The complete schedule, including footnote changes, is being published in Annals of Internal Medicine and on the Centers for Disease Control and Prevention website, along with 2 easy-to-reference charts showing recommended vaccines by age and by medical condition. Notable changes to the 2 figures include:

  • The row for “Meningococcal” was retitled to “Meningococcal 4-valent conjugate (MenACWY) or polysaccharide (MPSV4)” to indicate that there are 2 types of serogroup A, C, W, and Y meningococcal vaccines available for adults.

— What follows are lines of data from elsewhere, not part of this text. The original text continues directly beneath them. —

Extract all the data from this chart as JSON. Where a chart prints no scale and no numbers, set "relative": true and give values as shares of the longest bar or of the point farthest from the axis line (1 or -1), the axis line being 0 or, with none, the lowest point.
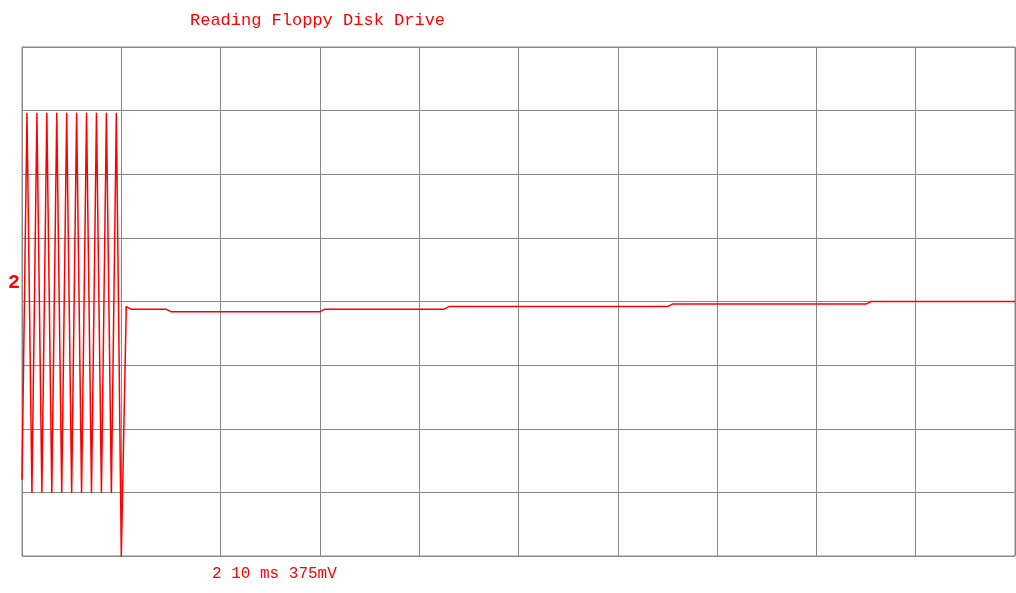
{
  "chart_data": {
    "type": "line",
    "title": "Reading Floppy Disk Drive",
    "relative": true,
    "grid": true,
    "line_style": "solid",
    "annotations": [
      "2",
      "2 10 ms 375mV"
    ],
    "categories": [
      null,
      null,
      null,
      null,
      null,
      null,
      null,
      null,
      null,
      null,
      null,
      null,
      null,
      null,
      null,
      null,
      null,
      null,
      null,
      null,
      null,
      null,
      null,
      null,
      null,
      null,
      null,
      null,
      null,
      null,
      null,
      null,
      null,
      null,
      null,
      null,
      null,
      null,
      null,
      null,
      null,
      null,
      null,
      null,
      null,
      null,
      null,
      null,
      null,
      null,
      null,
      null,
      null,
      null,
      null,
      null,
      null,
      null,
      null,
      null,
      null,
      null,
      null,
      null,
      null,
      null,
      null,
      null,
      null,
      null,
      null,
      null,
      null,
      null,
      null,
      null,
      null,
      null,
      null,
      null,
      null,
      null,
      null,
      null,
      null,
      null,
      null,
      null,
      null,
      null,
      null,
      null,
      null,
      null,
      null,
      null,
      null,
      null,
      null,
      null,
      null,
      null,
      null,
      null,
      null,
      null,
      null,
      null,
      null,
      null,
      null,
      null,
      null,
      null,
      null,
      null,
      null,
      null,
      null,
      null,
      null,
      null,
      null,
      null,
      null,
      null,
      null,
      null,
      null,
      null,
      null,
      null,
      null,
      null,
      null,
      null,
      null,
      null,
      null,
      null,
      null,
      null,
      null,
      null,
      null,
      null,
      null,
      null,
      null,
      null,
      null,
      null,
      null,
      null,
      null,
      null,
      null,
      null,
      null,
      null,
      null,
      null,
      null,
      null,
      null,
      null,
      null,
      null,
      null,
      null,
      null,
      null,
      null,
      null,
      null,
      null,
      null,
      null,
      null,
      null,
      null,
      null,
      null,
      null,
      null,
      null,
      null,
      null,
      null,
      null,
      null,
      null,
      null,
      null,
      null,
      null,
      null,
      null,
      null,
      null,
      null
    ],
    "series": [
      {
        "color": "#ff0000",
        "values": [
          -0.7,
          0.74,
          -0.75,
          0.74,
          -0.75,
          0.74,
          -0.75,
          0.74,
          -0.75,
          0.74,
          -0.75,
          0.74,
          -0.75,
          0.74,
          -0.75,
          0.74,
          -0.75,
          0.74,
          -0.75,
          0.74,
          -1,
          -0.02,
          -0.03,
          -0.03,
          -0.03,
          -0.03,
          -0.03,
          -0.03,
          -0.03,
          -0.03,
          -0.04,
          -0.04,
          -0.04,
          -0.04,
          -0.04,
          -0.04,
          -0.04,
          -0.04,
          -0.04,
          -0.04,
          -0.04,
          -0.04,
          -0.04,
          -0.04,
          -0.04,
          -0.04,
          -0.04,
          -0.04,
          -0.04,
          -0.04,
          -0.04,
          -0.04,
          -0.04,
          -0.04,
          -0.04,
          -0.04,
          -0.04,
          -0.04,
          -0.04,
          -0.04,
          -0.04,
          -0.03,
          -0.03,
          -0.03,
          -0.03,
          -0.03,
          -0.03,
          -0.03,
          -0.03,
          -0.03,
          -0.03,
          -0.03,
          -0.03,
          -0.03,
          -0.03,
          -0.03,
          -0.03,
          -0.03,
          -0.03,
          -0.03,
          -0.03,
          -0.03,
          -0.03,
          -0.03,
          -0.03,
          -0.03,
          -0.02,
          -0.02,
          -0.02,
          -0.02,
          -0.02,
          -0.02,
          -0.02,
          -0.02,
          -0.02,
          -0.02,
          -0.02,
          -0.02,
          -0.02,
          -0.02,
          -0.02,
          -0.02,
          -0.02,
          -0.02,
          -0.02,
          -0.02,
          -0.02,
          -0.02,
          -0.02,
          -0.02,
          -0.02,
          -0.02,
          -0.02,
          -0.02,
          -0.02,
          -0.02,
          -0.02,
          -0.02,
          -0.02,
          -0.02,
          -0.02,
          -0.02,
          -0.02,
          -0.02,
          -0.02,
          -0.02,
          -0.02,
          -0.02,
          -0.02,
          -0.02,
          -0.02,
          -0.01,
          -0.01,
          -0.01,
          -0.01,
          -0.01,
          -0.01,
          -0.01,
          -0.01,
          -0.01,
          -0.01,
          -0.01,
          -0.01,
          -0.01,
          -0.01,
          -0.01,
          -0.01,
          -0.01,
          -0.01,
          -0.01,
          -0.01,
          -0.01,
          -0.01,
          -0.01,
          -0.01,
          -0.01,
          -0.01,
          -0.01,
          -0.01,
          -0.01,
          -0.01,
          -0.01,
          -0.01,
          -0.01,
          -0.01,
          -0.01,
          -0.01,
          -0.01,
          -0.01,
          -0.01,
          -0.01,
          0,
          0,
          0,
          0,
          0,
          0,
          0,
          0,
          0,
          0,
          0,
          0,
          0,
          0,
          0,
          0,
          0,
          0,
          0,
          0,
          0,
          0,
          0,
          0,
          0,
          0,
          0,
          0,
          0,
          0
        ]
      }
    ]
  }
}
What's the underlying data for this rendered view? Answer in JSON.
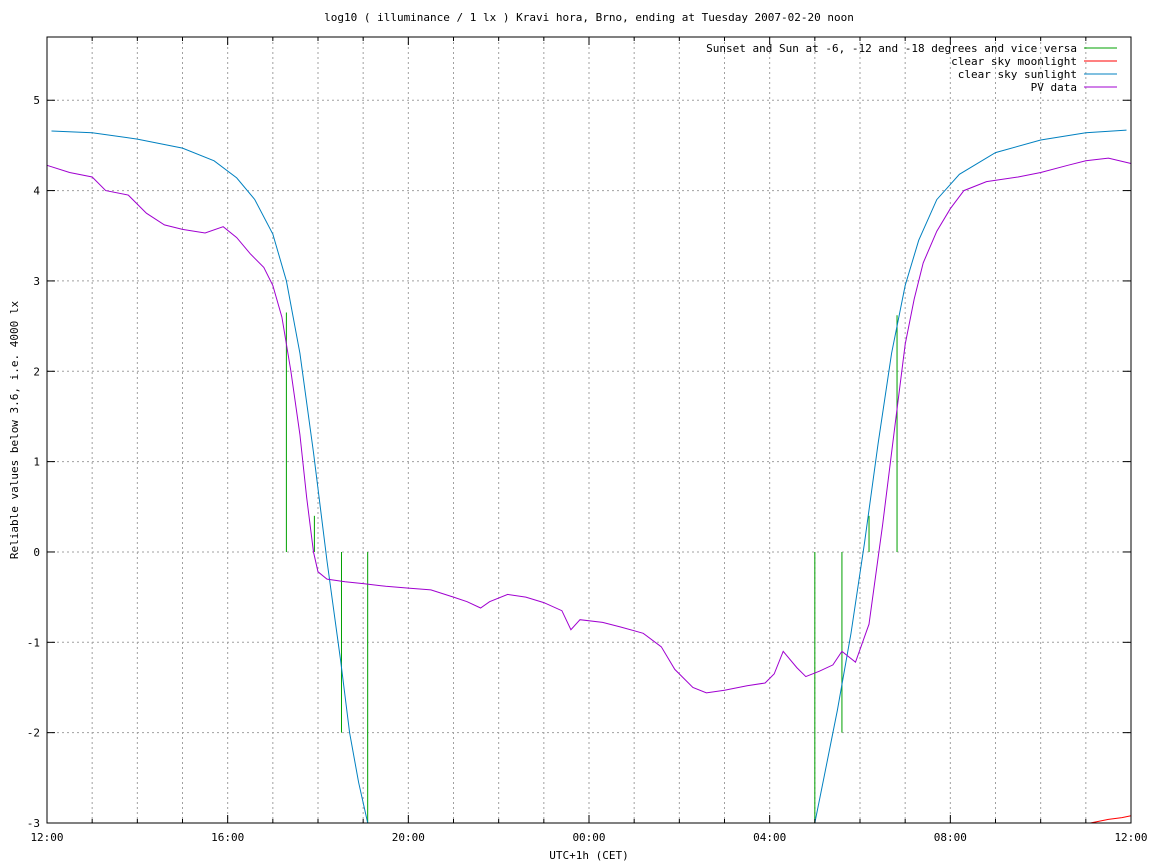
{
  "chart_data": {
    "type": "line",
    "title": "log10 ( illuminance / 1 lx ) Kravi hora, Brno, ending at Tuesday 2007-02-20 noon",
    "xlabel": "UTC+1h (CET)",
    "ylabel": "Reliable values below 3.6, i.e. 4000 lx",
    "xlim": [
      12,
      36
    ],
    "ylim": [
      -3,
      5.7
    ],
    "grid": true,
    "legend_position": "top-right",
    "x_ticks": [
      {
        "value": 12,
        "label": "12:00"
      },
      {
        "value": 16,
        "label": "16:00"
      },
      {
        "value": 20,
        "label": "20:00"
      },
      {
        "value": 24,
        "label": "00:00"
      },
      {
        "value": 28,
        "label": "04:00"
      },
      {
        "value": 32,
        "label": "08:00"
      },
      {
        "value": 36,
        "label": "12:00"
      }
    ],
    "x_minor_step": 1,
    "y_ticks": [
      {
        "value": -3,
        "label": "-3"
      },
      {
        "value": -2,
        "label": "-2"
      },
      {
        "value": -1,
        "label": "-1"
      },
      {
        "value": 0,
        "label": "0"
      },
      {
        "value": 1,
        "label": "1"
      },
      {
        "value": 2,
        "label": "2"
      },
      {
        "value": 3,
        "label": "3"
      },
      {
        "value": 4,
        "label": "4"
      },
      {
        "value": 5,
        "label": "5"
      }
    ],
    "series": [
      {
        "name": "Sunset and Sun at -6, -12 and -18 degrees and vice versa",
        "color": "#00a000",
        "style": "impulses",
        "points": [
          [
            17.3,
            2.65
          ],
          [
            17.92,
            0.4
          ],
          [
            18.52,
            -2.0
          ],
          [
            19.1,
            -3.0
          ],
          [
            29.0,
            -3.0
          ],
          [
            29.6,
            -2.0
          ],
          [
            30.2,
            0.4
          ],
          [
            30.82,
            2.62
          ]
        ]
      },
      {
        "name": "clear sky moonlight",
        "color": "#ff0000",
        "style": "line",
        "points": [
          [
            35.1,
            -3.0
          ],
          [
            35.5,
            -2.96
          ],
          [
            35.8,
            -2.94
          ],
          [
            36.0,
            -2.92
          ]
        ]
      },
      {
        "name": "clear sky sunlight",
        "color": "#0080c0",
        "style": "line",
        "points": [
          [
            12.1,
            4.66
          ],
          [
            13.0,
            4.64
          ],
          [
            14.0,
            4.57
          ],
          [
            15.0,
            4.47
          ],
          [
            15.7,
            4.33
          ],
          [
            16.2,
            4.14
          ],
          [
            16.6,
            3.9
          ],
          [
            17.0,
            3.52
          ],
          [
            17.3,
            3.0
          ],
          [
            17.6,
            2.2
          ],
          [
            17.9,
            1.1
          ],
          [
            18.2,
            -0.1
          ],
          [
            18.5,
            -1.2
          ],
          [
            18.7,
            -2.0
          ],
          [
            18.9,
            -2.55
          ],
          [
            19.1,
            -3.0
          ],
          [
            29.0,
            -3.0
          ],
          [
            29.2,
            -2.5
          ],
          [
            29.5,
            -1.75
          ],
          [
            29.8,
            -0.9
          ],
          [
            30.1,
            0.1
          ],
          [
            30.4,
            1.2
          ],
          [
            30.7,
            2.2
          ],
          [
            31.0,
            2.95
          ],
          [
            31.3,
            3.45
          ],
          [
            31.7,
            3.9
          ],
          [
            32.2,
            4.18
          ],
          [
            33.0,
            4.42
          ],
          [
            34.0,
            4.56
          ],
          [
            35.0,
            4.64
          ],
          [
            35.9,
            4.67
          ]
        ]
      },
      {
        "name": "PV data",
        "color": "#a000d0",
        "style": "line",
        "points": [
          [
            12.0,
            4.28
          ],
          [
            12.5,
            4.2
          ],
          [
            13.0,
            4.15
          ],
          [
            13.3,
            4.0
          ],
          [
            13.8,
            3.95
          ],
          [
            14.2,
            3.75
          ],
          [
            14.6,
            3.62
          ],
          [
            15.0,
            3.57
          ],
          [
            15.5,
            3.53
          ],
          [
            15.9,
            3.6
          ],
          [
            16.2,
            3.48
          ],
          [
            16.5,
            3.3
          ],
          [
            16.8,
            3.15
          ],
          [
            17.0,
            2.95
          ],
          [
            17.2,
            2.6
          ],
          [
            17.4,
            2.0
          ],
          [
            17.6,
            1.3
          ],
          [
            17.75,
            0.6
          ],
          [
            17.9,
            0.0
          ],
          [
            18.0,
            -0.22
          ],
          [
            18.2,
            -0.3
          ],
          [
            18.6,
            -0.33
          ],
          [
            19.0,
            -0.35
          ],
          [
            19.5,
            -0.38
          ],
          [
            20.0,
            -0.4
          ],
          [
            20.5,
            -0.42
          ],
          [
            21.0,
            -0.5
          ],
          [
            21.3,
            -0.55
          ],
          [
            21.6,
            -0.62
          ],
          [
            21.8,
            -0.55
          ],
          [
            22.2,
            -0.47
          ],
          [
            22.6,
            -0.5
          ],
          [
            23.0,
            -0.56
          ],
          [
            23.4,
            -0.65
          ],
          [
            23.6,
            -0.86
          ],
          [
            23.8,
            -0.75
          ],
          [
            24.3,
            -0.78
          ],
          [
            24.7,
            -0.83
          ],
          [
            25.2,
            -0.9
          ],
          [
            25.6,
            -1.05
          ],
          [
            25.9,
            -1.3
          ],
          [
            26.3,
            -1.5
          ],
          [
            26.6,
            -1.56
          ],
          [
            27.0,
            -1.53
          ],
          [
            27.5,
            -1.48
          ],
          [
            27.9,
            -1.45
          ],
          [
            28.1,
            -1.35
          ],
          [
            28.3,
            -1.1
          ],
          [
            28.6,
            -1.28
          ],
          [
            28.8,
            -1.38
          ],
          [
            29.1,
            -1.32
          ],
          [
            29.4,
            -1.25
          ],
          [
            29.6,
            -1.1
          ],
          [
            29.9,
            -1.22
          ],
          [
            30.2,
            -0.8
          ],
          [
            30.5,
            0.3
          ],
          [
            30.8,
            1.5
          ],
          [
            31.0,
            2.3
          ],
          [
            31.2,
            2.8
          ],
          [
            31.4,
            3.2
          ],
          [
            31.7,
            3.55
          ],
          [
            32.0,
            3.8
          ],
          [
            32.3,
            4.0
          ],
          [
            32.8,
            4.1
          ],
          [
            33.5,
            4.15
          ],
          [
            34.0,
            4.2
          ],
          [
            34.6,
            4.28
          ],
          [
            35.0,
            4.33
          ],
          [
            35.5,
            4.36
          ],
          [
            36.0,
            4.3
          ]
        ]
      }
    ]
  }
}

  • A new row for “Meningococcal B (MenB)” was added.
  • Additional text was added in several indication bars to describe reasons for alternate dosing schedules for vaccines where such designations were appropriate; for example, in the “Measles, mumps, and rubella (MMR)” indication bar that states “1 or 2 doses,” the clause “depending on indication” was added.
  • The text in the “Hepatitis A” indication bar was revised from “2 doses” to “2 or 3 doses depending on vaccine” to account for the hepatitis A and hepatitis B combination vaccine that is administered in a 3-dose series.